The Complexity of Aggregates over Extractions by Regular Expressions
Johannes Doleschal, Benny Kimelfeld, Wim Martens
TL;DR
This work analyzes the computational complexity of evaluating aggregates (Count, Sum, Avg, Min, Max, Quantile) over regular document spanners, modeled via regex formulas with capture variables and weighted VSet-automata. It introduces a unified framework with weight-function classes (Constant-Width, Polynomial-Time, Regular) and spanner representations (VSA and unambiguous variants), establishing a spectrum of tractability results and approximation guarantees. The key contributions include (i) a detailed taxonomy showing when exact aggregation can be computed in polynomial time or reduced to DAG path problems, (ii) hardness results (e.g., #P, OptP) and the necessity of unambiguity or restricted weight representations for tractability, and (iii) viable FPRAS-based approaches in specific nonnegative-weight settings and for certain quantile calculations. The findings offer practical guidance for query planning and approximation in information-extraction pipelines, particularly where evaluating full extraction sets is prohibitive but approximate statistics suffice.
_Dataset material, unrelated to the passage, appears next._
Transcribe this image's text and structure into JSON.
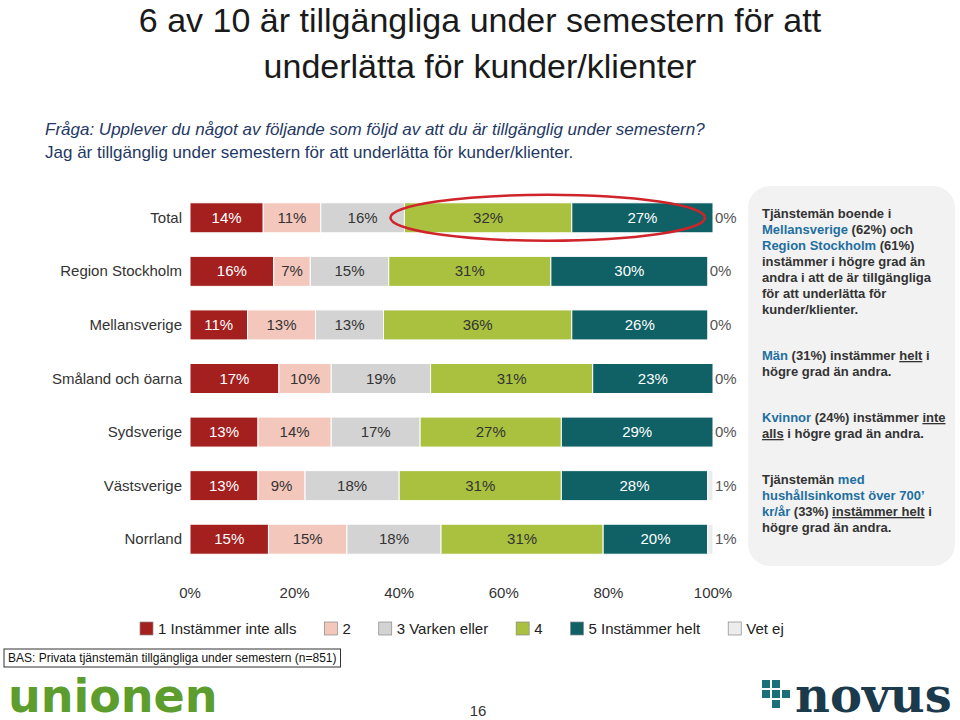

The paper also presents a compact DAG representation that links spanner evaluation to path problems, enabling scalable aggregation under favorable conditions and highlighting open questions around broader approximation guarantees and real-world deployment.
Abstract
Regular expressions with capture variables, also known as regex-formulas, extract relations of spans (intervals identified by their start and end indices) from text. In turn, the class of regular document spanners is the closure of the regex formulas under the Relational Algebra. We investigate the computational complexity of querying text by aggregate functions, such as sum, average, and quantile, on top of regular document spanners. To this end, we formally define aggregate functions over regular document spanners and analyze the computational complexity of exact and approximate computation. More precisely, we show that in a restricted case, all studied aggregate functions can be computed in polynomial time. In general, however, even though exact computation is intractable, some aggregates can still be approximated with fully polynomial-time randomized approximation schemes (FPRAS).